Re: Capitalisme et Libéralisme
Publié : ven. 25 avr. 2008, 12:28
Bonjour MC,
Très peu actif sur le forum, je découvre ce matin seulement votre dernière contribution. Chouette. Une longue absence n’a pas entamé votre perspicacité. Vos analyses sont bien ficelées, même si les conclusions sont fausses.
Sauf celles-ci :
Les problèmes commencent avec les réflexions suivantes.
Il ne s’agit pas de contester l’existence des valeurs, ni même leur objectivité. Tout le monde reconnaît que la vérité, la justice, la propriété privée, l’argent, la vie humaine, la sanction des coupables, etc., sont des valeurs. On ne pourrait le nier sans s’exposer à être soi-même trompé, volé, tué, et cela impunément. L’éternelle question est celle de la hiérarchie de ces valeurs. La vie (des otages) passe-t-elle avant la sanction des coupables (faut-il relâcher les terroristes ?). Ce drôle de truc, la « justice sociale » prévaut-il sur la propriété privée ? Peut-on mentir pour une bonne cause (la querelle entre Constant et Kant) ? Toute vie morale ne consiste en rien d’autre qu’une hiérarchisation de nos valeurs. Famille avant vie professionnelle ? amitié avant vérité ?

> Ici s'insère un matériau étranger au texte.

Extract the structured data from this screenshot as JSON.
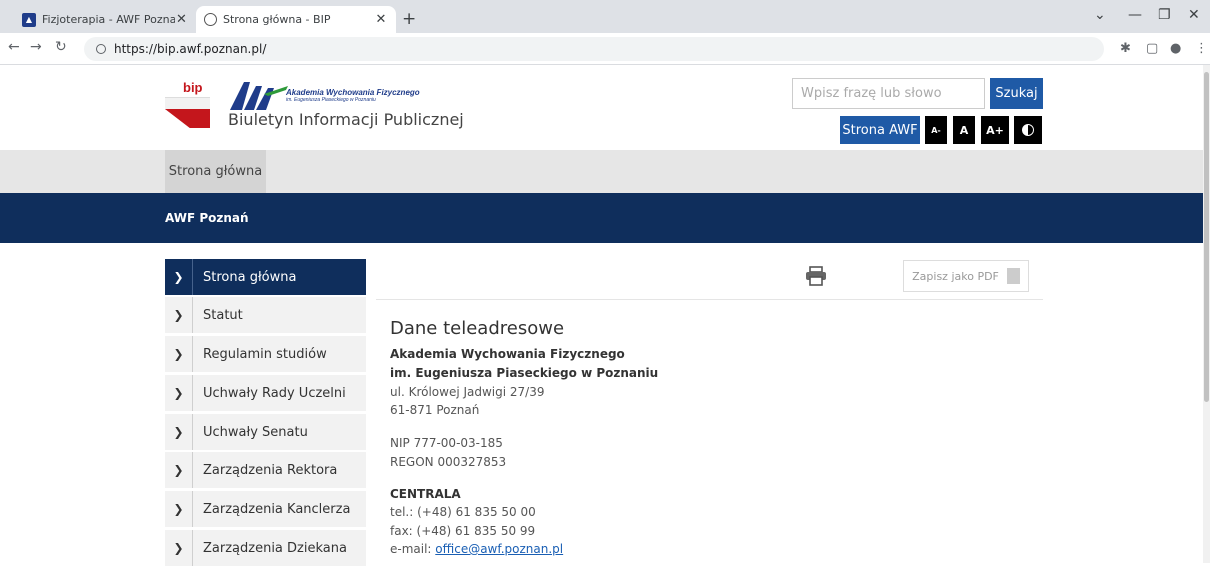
{
  "browser": {
    "tabs": [
      {
        "title": "Fizjoterapia - AWF Poznań"
      },
      {
        "title": "Strona główna - BIP"
      }
    ],
    "url": "https://bip.awf.poznan.pl/"
  },
  "header": {
    "bip_logo_text": "bip",
    "awf_name_line1": "Akademia Wychowania Fizycznego",
    "awf_name_line2": "im. Eugeniusza Piaseckiego w Poznaniu",
    "site_title": "Biuletyn Informacji Publicznej",
    "search_placeholder": "Wpisz frazę lub słowo",
    "search_button": "Szukaj",
    "awf_button": "Strona AWF",
    "font_small": "A-",
    "font_normal": "A",
    "font_large": "A+"
  },
  "navbar": {
    "home_tab": "Strona główna"
  },
  "section": {
    "title": "AWF Poznań"
  },
  "sidebar": {
    "items": [
      {
        "label": "Strona główna"
      },
      {
        "label": "Statut"
      },
      {
        "label": "Regulamin studiów"
      },
      {
        "label": "Uchwały Rady Uczelni"
      },
      {
        "label": "Uchwały Senatu"
      },
      {
        "label": "Zarządzenia Rektora"
      },
      {
        "label": "Zarządzenia Kanclerza"
      },
      {
        "label": "Zarządzenia Dziekana"
      }
    ]
  },
  "content": {
    "pdf_button": "Zapisz jako PDF",
    "title": "Dane teleadresowe",
    "org_line1": "Akademia Wychowania Fizycznego",
    "org_line2": "im. Eugeniusza Piaseckiego w Poznaniu",
    "address1": "ul. Królowej Jadwigi 27/39",
    "address2": "61-871 Poznań",
    "nip": "NIP 777-00-03-185",
    "regon": "REGON 000327853",
    "centrala": "CENTRALA",
    "tel": "tel.: (+48) 61 835 50 00",
    "fax": "fax: (+48) 61 835 50 99",
    "email_label": "e-mail: ",
    "email": "office@awf.poznan.pl"
  },
  "colors": {
    "navy": "#0f2e5c",
    "button_blue": "#1f5aa6",
    "bip_red": "#c4161c"
  }
}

Quand le résultat ne concerne que moi et ceux qui ont accepté de partager mon sort, la hiérarchie des valeurs est une affaire entre ma conscience et Dieu. Des amis et des sages offrent leurs conseils, mais ce ne serait pas ma vie, ni mon salut, si je ne décidais pas librement de son orientation. L’Eglise le reconnaît en insistant sur le discernement et la responsabilité dont doivent faire preuve ceux qui s’engagent — librement — par exemple, dans le mariage ou le sacerdoce.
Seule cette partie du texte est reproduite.